In experiment 1, maximum, and quickest emergence was for seed sown at a depth of 5mm. Seeds sown at 10mm emerged significantly more quickly (P< 0.05) than those on the soil surface or at 30mm. However after 8 days there was no significant difference in emergence between these depths. Few of the seeds planted 60mm below the surface emerged (Figure 1.).
Optimum moisture content of the soil (experiment 2.) for emergence was 56% - 60%. Emergence was reduced by around 10% at moisture contents of 46% or 63%. Few seeds planted in the wettest soil (68%) emerged (Figure 2.).
Increasing soil compaction reduced seedling emergence, with pots given firm hand pressure having the highest level of emergence. Seeds planted in soil which had not been compacted had lower emergence levels than seeds planted in hand compacted soil (Figure 3.).
Reduction of emergence in sub-optimal conditions is probably attributable to a number of factors. Seeds of white clover are small and consequently have few reserves to sustain a developing seedling. Thus any condition which makes it difficult for the cotyledons of developing seedlings to reach the surface quickly, eg. soil compaction, depth of sowing, will have an adverse effect on the subsequent emergence and development of the plant. The phenomenon of slowed emergence together with moisture stress increases the exposure of the developing seedling to a range of diseases (Skipp and Christensen, 1982) which are potentially injurious to the plant. It is essential therefore that, when sowing white clover, optimal abiotic conditions, which were investigated comprehensively in the present work are created.

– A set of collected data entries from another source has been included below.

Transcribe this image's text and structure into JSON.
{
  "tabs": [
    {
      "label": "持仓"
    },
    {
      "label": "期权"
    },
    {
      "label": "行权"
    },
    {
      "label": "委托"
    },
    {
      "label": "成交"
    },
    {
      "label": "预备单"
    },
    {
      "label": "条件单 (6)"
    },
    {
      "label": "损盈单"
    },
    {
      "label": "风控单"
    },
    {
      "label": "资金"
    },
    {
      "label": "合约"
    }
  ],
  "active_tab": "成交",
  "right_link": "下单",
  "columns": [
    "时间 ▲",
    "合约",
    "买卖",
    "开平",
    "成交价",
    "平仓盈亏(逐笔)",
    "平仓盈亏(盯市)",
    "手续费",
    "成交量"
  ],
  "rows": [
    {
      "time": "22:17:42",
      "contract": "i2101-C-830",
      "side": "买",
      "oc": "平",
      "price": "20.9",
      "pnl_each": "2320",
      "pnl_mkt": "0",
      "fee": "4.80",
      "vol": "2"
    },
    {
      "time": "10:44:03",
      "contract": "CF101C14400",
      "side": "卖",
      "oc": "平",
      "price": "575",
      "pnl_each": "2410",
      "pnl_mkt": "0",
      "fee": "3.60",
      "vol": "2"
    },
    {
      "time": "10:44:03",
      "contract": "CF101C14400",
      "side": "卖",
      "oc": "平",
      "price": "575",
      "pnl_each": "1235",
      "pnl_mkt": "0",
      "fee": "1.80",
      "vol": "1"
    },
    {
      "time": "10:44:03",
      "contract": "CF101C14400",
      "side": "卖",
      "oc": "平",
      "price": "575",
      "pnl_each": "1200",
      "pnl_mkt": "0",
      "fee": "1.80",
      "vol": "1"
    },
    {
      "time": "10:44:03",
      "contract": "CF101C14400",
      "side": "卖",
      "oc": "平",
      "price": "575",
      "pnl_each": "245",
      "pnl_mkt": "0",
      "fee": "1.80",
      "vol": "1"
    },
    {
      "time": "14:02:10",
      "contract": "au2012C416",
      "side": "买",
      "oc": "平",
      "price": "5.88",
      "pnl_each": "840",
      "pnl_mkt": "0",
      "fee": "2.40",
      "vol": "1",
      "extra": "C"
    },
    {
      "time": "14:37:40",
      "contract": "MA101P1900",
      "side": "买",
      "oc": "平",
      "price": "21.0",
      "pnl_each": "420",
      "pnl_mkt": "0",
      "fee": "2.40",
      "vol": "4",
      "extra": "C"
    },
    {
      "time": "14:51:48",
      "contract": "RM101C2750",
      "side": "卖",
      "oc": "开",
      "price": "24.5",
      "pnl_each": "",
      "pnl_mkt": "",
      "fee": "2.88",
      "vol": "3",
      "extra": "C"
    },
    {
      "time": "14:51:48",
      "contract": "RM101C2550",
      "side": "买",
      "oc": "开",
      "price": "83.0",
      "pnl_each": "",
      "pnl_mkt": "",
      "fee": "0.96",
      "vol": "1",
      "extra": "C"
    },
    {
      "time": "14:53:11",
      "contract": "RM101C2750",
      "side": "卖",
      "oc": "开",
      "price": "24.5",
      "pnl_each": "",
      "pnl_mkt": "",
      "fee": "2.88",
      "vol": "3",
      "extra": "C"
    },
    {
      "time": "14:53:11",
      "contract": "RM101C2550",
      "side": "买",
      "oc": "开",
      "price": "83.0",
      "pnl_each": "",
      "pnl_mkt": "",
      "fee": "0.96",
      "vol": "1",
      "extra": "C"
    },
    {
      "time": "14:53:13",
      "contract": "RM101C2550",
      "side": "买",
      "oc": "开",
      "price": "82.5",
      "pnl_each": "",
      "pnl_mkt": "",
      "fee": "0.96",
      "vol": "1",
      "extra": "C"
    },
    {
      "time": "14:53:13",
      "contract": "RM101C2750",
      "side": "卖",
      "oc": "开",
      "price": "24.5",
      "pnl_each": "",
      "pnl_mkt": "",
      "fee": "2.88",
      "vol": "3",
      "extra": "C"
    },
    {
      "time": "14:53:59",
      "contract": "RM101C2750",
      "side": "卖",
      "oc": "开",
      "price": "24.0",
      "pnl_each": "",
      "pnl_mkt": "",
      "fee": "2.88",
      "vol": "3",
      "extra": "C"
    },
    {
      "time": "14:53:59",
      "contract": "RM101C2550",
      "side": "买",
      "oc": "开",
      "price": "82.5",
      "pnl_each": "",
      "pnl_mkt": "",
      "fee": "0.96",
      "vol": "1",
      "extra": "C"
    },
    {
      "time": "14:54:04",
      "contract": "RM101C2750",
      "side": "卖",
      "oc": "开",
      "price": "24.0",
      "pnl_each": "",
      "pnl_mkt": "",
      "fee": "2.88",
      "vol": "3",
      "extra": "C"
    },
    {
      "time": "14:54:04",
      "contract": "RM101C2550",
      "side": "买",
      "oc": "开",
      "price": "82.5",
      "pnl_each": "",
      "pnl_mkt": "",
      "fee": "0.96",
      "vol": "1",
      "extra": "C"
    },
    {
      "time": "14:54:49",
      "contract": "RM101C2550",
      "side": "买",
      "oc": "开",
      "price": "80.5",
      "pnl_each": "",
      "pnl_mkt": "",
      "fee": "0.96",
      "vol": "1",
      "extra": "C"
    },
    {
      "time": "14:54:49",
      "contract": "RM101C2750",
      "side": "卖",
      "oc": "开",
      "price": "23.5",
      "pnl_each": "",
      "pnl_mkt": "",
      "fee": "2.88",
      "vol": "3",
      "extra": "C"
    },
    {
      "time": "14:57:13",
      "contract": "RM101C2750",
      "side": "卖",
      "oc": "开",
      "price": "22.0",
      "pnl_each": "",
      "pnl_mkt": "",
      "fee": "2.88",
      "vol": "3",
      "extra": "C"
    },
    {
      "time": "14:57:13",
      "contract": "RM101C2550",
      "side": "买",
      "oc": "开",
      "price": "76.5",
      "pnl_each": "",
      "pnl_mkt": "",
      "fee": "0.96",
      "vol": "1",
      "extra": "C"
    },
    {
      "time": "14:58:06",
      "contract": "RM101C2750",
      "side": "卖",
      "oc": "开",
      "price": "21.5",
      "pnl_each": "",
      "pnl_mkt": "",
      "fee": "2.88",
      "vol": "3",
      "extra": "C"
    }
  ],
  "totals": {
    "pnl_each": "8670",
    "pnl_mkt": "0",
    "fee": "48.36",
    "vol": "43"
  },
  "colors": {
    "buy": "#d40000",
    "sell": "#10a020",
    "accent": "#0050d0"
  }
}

Figure 1. Effects of sowing depth on emergence of white clover seedlings
Figure 2 Effects of soil moisture on emergence of white clover seedlings
Figure 3. Effects of soil compaction on the emergence of white clover seedlings
This work was done as part of a commission by the Ministry of Agriculture Fisheries and Food.
FRAME, J. and NEWBOULD, P. (1986) Agronomy of white clover. Advances in Agronomy. 40, 1-88.
SCHOLEFIELD, D.S., PATTO, P.M. and HALL, D.M. (1985) Laboratory research on the compressibility of four topsoils from grassland. Soil and Tillage Research. 6, 1-16.
SKIPP, R.A. and CHRISTENSEN, M.J. (1982) Invasion of white clover roots by fungi and other soil microorganisms. New Zealand Journal of Agricultural Research. 25, 97-101.